With the above in mind I decided to take a look at three programs from
P.F. Software which range in price from £2.50 to £4.50 and you won't get much cheaper than
that! Most owners do not realise that Atari software generally sells only in small quantities and the cost of fancy packaging and advertising often means that selling software at low prices is
not feasible. Forget the thoughts of the idle rich Atari programmer, it is simply not true! In order to sell at such low prices, P. F. Software have cut right back on the packaging to the extent that you get a typed label and photocopied instructions. You may be dismayed initially at having spent even £2.50 but it is the programs themselves that count, so are they worth it?
The first of the trio at £2.50 is Blackjack which is the standard game of pontoon using the joystick to twist or stick and play against the dealer. A very familiar game that has almost become a computer standard by now but this version uses excellent high-resolution graphics in
four colours and knocks Atari's own Blackjack for six. Especially impressive are the court cards with good design and plenty of colour. It really does look like a pack of cards on the screen. Against the £9.95, or whatever, that Atari charge
for a very basic program this is undoubtedly worth every penny of £2.50!
Secondly, for those of you who are budding artists but do not have a disk drive or cannot afford MicroPainter or Paint comes
Art Atari which is a drawing utility enabling you to create screen pictures and save them to cassette. It obviously lacks the sophistication of the MicroPainter type utility but it does allow you to compose pictures in
up to 80 colours and has the usual line, draw and fill functions. The different colours are achieved by using variable display list interrupts and although there are some limitations on how the colours are used, with careful planning some superb hi-res pictures can be composed. Generally you will need only a dozen or so colours in any given drawing and
the results that can be obtained are very impressive. Included on the tape is a demo picture which is copied from an original drawn with MicroPainter and whilst Art Atari is not so easy to use, the end result is just as impressive If you are looking for a drawing utility but are not sure whether you can get on with one, Art Atari will get you started for very little cost You can always go on to MicroPainter afterwards. Far better than spending £30 and finding that you don't like drawing programs after all!
To my mind, the best of the three is Picture Puzzle.

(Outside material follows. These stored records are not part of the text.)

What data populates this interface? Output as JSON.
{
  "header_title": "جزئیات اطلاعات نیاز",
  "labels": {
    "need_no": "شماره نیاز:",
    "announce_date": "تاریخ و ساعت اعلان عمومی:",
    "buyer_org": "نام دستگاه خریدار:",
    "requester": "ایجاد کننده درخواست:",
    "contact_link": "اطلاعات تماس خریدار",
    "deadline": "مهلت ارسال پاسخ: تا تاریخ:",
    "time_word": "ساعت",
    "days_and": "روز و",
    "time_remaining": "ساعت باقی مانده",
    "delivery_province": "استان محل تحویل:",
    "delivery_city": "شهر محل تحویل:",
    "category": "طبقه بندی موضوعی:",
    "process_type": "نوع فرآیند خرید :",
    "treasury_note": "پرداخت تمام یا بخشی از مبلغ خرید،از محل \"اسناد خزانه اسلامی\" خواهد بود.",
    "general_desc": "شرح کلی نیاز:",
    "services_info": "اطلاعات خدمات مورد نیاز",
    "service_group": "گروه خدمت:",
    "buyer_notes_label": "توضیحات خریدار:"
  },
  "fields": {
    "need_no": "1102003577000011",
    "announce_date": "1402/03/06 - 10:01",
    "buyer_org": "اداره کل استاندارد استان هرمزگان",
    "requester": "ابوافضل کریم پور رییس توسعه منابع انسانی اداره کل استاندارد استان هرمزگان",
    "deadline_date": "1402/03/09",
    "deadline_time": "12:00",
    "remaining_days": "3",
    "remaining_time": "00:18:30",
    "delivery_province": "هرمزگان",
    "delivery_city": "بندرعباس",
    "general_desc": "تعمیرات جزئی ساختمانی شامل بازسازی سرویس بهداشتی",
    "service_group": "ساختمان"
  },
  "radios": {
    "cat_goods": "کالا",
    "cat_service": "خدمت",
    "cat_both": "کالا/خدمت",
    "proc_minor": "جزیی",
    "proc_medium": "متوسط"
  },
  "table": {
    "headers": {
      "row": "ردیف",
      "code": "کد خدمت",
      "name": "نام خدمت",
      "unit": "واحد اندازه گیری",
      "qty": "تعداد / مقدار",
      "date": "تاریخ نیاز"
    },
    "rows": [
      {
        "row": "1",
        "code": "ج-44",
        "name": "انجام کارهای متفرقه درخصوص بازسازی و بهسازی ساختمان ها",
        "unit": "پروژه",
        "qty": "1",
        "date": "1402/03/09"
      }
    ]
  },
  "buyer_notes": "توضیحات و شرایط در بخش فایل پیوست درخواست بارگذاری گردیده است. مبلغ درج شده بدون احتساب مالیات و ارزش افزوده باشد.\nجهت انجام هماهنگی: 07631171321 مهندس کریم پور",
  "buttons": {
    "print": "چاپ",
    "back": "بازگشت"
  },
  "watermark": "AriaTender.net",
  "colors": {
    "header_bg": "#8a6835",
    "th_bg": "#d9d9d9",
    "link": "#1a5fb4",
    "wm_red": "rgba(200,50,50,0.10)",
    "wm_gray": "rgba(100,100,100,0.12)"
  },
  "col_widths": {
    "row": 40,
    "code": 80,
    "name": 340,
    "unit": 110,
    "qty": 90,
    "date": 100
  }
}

I was amazed at the quality and the program will give you many hours of enjoyment if you like the 'sliding
square' type of puzzle, If you have young children then the program will be of extra value for the easier
levels are ideally suited to young minds. Picture Puzzle is very similar to the range put out by Thorn
EMI some time ago and consists of a high resolution picture which is scrambled up and then needs to be re-arranged to the original using the joystick. There are five difficulty levels and each picture can be divided into 16, 20, 25 or 40
pieces. As the difficulty level increases the pieces are more jumbled and on level 5 the screen is blanked while the pieces are moved. Choose this level and forty pieces and you could be in for a long night! At the opposite end on level one and using only 16 pieces, the program is ideally suited to young children who, maybe with a little help, can easily re-arrange the picture and will gain a lot of pleasure in putting it back together again. There are two pictures to choose from and the quality of both and of the program in general is very good. If you like picture puzzles you will probably consider your £3.50 well spent.
P.F. Software is obviously a 'home base' company putting out some well written software at pocket money prices You don't get fancy packaging and fancy protection techniques and these are not of the top American (and now British) standards but a great deal of care has gone into making the programs
presentable, and you are not being asked to pay fancy prices.
Blackjack and Art Atari come on 16K cassette and Picture Puzzle requires 32K.